Summer Movies: Making a blockbuster

Many have tried, but few major summer releases have achieved the kind of success that “Pirates of the Caribbean” and “Transformers” have enjoyed. Critics panned the last installments of both of those films, but audiences will still turn up in droves on opening weekend for their sequels. It’s no accident that “Pirates” is the only major film being released this Friday. Savvy studios know it will trounce any competition.

So what was it about “Pirates,” “Transformers” or “Iron Man” that made them so successful? A few experts explained to us the “must-haves” for a blockbuster kingpin.

1 Early awareness: Ever see a trailer for a film that’s not coming out for another year? Frustrating, yes, but it’s a very specific tactic that’s meant to build up anticipation and get people talking.

“The point is to create engagement, so that people have experienced the movie already and they want to know the whole story now,” says Grant Powell, CEO of digital branding creative agency Pomegranate.

Grae Drake, co-critic at Movies.com, has seen this early-trailer effect at work.

“They plant it into our consciousness even a year before it’s released, so really we’re being trained to anticipate them,” she explains.

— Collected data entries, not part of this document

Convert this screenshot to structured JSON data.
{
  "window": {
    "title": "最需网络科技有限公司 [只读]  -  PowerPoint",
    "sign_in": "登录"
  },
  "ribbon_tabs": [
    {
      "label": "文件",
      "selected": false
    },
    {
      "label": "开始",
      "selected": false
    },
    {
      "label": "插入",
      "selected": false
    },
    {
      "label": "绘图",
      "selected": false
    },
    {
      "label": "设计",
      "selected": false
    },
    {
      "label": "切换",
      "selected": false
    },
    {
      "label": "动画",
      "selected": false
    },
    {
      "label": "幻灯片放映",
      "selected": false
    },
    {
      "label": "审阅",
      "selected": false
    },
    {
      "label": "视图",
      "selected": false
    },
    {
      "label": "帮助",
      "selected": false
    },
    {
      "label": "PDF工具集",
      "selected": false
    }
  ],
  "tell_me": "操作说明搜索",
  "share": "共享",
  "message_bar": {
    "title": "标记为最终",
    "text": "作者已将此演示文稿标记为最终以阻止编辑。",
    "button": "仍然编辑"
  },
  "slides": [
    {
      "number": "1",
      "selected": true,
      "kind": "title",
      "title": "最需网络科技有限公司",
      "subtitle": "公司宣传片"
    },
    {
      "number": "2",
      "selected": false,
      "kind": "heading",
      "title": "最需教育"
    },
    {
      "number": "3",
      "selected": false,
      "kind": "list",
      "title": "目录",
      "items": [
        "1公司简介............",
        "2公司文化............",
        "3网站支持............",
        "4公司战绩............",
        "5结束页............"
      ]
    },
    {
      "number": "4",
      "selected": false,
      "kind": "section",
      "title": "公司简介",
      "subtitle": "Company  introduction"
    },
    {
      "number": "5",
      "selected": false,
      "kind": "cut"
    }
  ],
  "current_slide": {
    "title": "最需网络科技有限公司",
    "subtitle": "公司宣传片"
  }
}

2 New special effects: This law goes back to the “Star Wars” era, but was more recently proved with the success of “Avatar,” the most expensive movie of all time. “People love special effects. It makes the movie seem like more of a movie,” says Paul Levinson, professor of media studies at Fordham University. “These kinds of things are easy to understand and you can explain by word of mouth a great special effect more than you can a complex plot.”

3 A strong leading character: Jack Sparrow, Tony Stark, James Bond — what do they all have in common? Charisma makes them endlessly watchable.

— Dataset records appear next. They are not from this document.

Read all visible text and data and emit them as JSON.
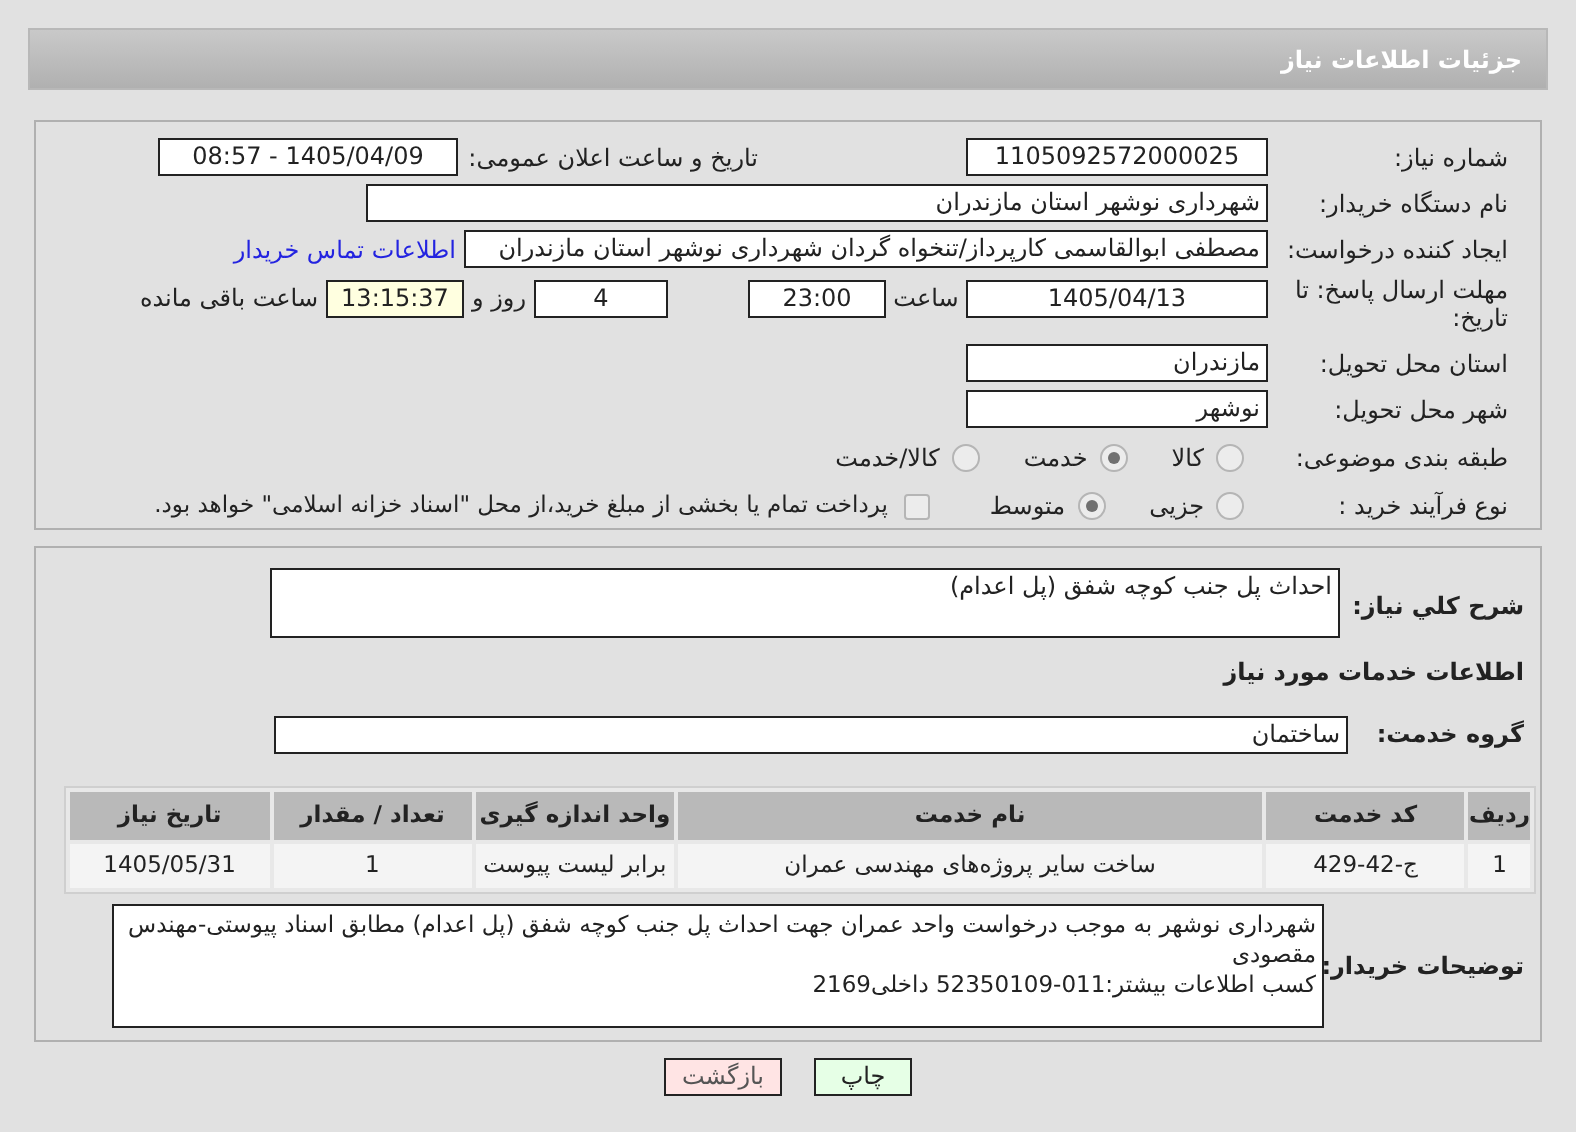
{
  "title": "جزئیات اطلاعات نیاز",
  "need_number": {
    "label": "شماره نیاز:",
    "value": "1105092572000025"
  },
  "announce": {
    "label": "تاریخ و ساعت اعلان عمومی:",
    "value": "1405/04/09 - 08:57"
  },
  "buyer": {
    "label": "نام دستگاه خریدار:",
    "value": "شهرداری نوشهر استان مازندران"
  },
  "requester": {
    "label": "ایجاد کننده درخواست:",
    "value": "مصطفی  ابوالقاسمی کارپرداز/تنخواه گردان شهرداری نوشهر استان مازندران",
    "link": "اطلاعات تماس خریدار"
  },
  "deadline": {
    "label": "مهلت ارسال پاسخ: تا تاریخ:",
    "date": "1405/04/13",
    "time_label": "ساعت",
    "time": "23:00",
    "days": "4",
    "days_label": "روز و",
    "remaining": "13:15:37",
    "remaining_label": "ساعت باقی مانده"
  },
  "province": {
    "label": "استان محل تحویل:",
    "value": "مازندران"
  },
  "city": {
    "label": "شهر محل تحویل:",
    "value": "نوشهر"
  },
  "category": {
    "label": "طبقه بندی موضوعی:",
    "options": [
      {
        "label": "کالا",
        "selected": false
      },
      {
        "label": "خدمت",
        "selected": true
      },
      {
        "label": "کالا/خدمت",
        "selected": false
      }
    ]
  },
  "process": {
    "label": "نوع فرآیند خرید :",
    "options": [
      {
        "label": "جزیی",
        "selected": false
      },
      {
        "label": "متوسط",
        "selected": true
      }
    ],
    "payment": {
      "checked": false,
      "text": "پرداخت تمام یا بخشی از مبلغ خرید،از محل \"اسناد خزانه اسلامی\" خواهد بود."
    }
  },
  "summary": {
    "label": "شرح کلي نياز:",
    "value": "احداث پل جنب کوچه شفق (پل اعدام)"
  },
  "services_heading": "اطلاعات خدمات مورد نیاز",
  "group": {
    "label": "گروه خدمت:",
    "value": "ساختمان"
  },
  "table": {
    "columns": [
      "ردیف",
      "کد خدمت",
      "نام خدمت",
      "واحد اندازه گیری",
      "تعداد / مقدار",
      "تاریخ نیاز"
    ],
    "rows": [
      [
        "1",
        "ج-42-429",
        "ساخت سایر پروژه‌های مهندسی عمران",
        "برابر لیست پیوست",
        "1",
        "1405/05/31"
      ]
    ]
  },
  "notes": {
    "label": "توضیحات خریدار:",
    "value": "شهرداری نوشهر به موجب درخواست واحد عمران جهت احداث پل جنب کوچه شفق (پل اعدام) مطابق اسناد پیوستی-مهندس مقصودی\nکسب اطلاعات بیشتر:011-52350109 داخلی2169"
  },
  "buttons": [
    {
      "label": "چاپ",
      "kind": "print"
    },
    {
      "label": "بازگشت",
      "kind": "back"
    }
  ]
}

“The biggest part of it is that they have created a character [in Jack Sparrow] that speaks to everyone,” says Drake. “You’ve got people on dates. You’ve got old married couples, children. Everyone likes Jack Sparrow just like how everybody likes big shiny robots smashing things.”

4 Peer pressure: How did Hitler get an entire nation to go along with his evil ideas? The Institute for Propaganda Analysis studied his tactics in the 1940s. Their answer, creepily, also explains why we have “must-see” movies today. It’s a social theory called “the bandwagon effect,” as professor Levinson explains.

“Some significant number of important people in your life are talking about a movie saying, ‘This is really good, you have to see it,’” he says. “Everybody has a point where a switch is flipped and suddenly you feel like you have to see this movie. That’s because of this very deep-seated feeling that we like being with a crowd of people headed in a certain direction.”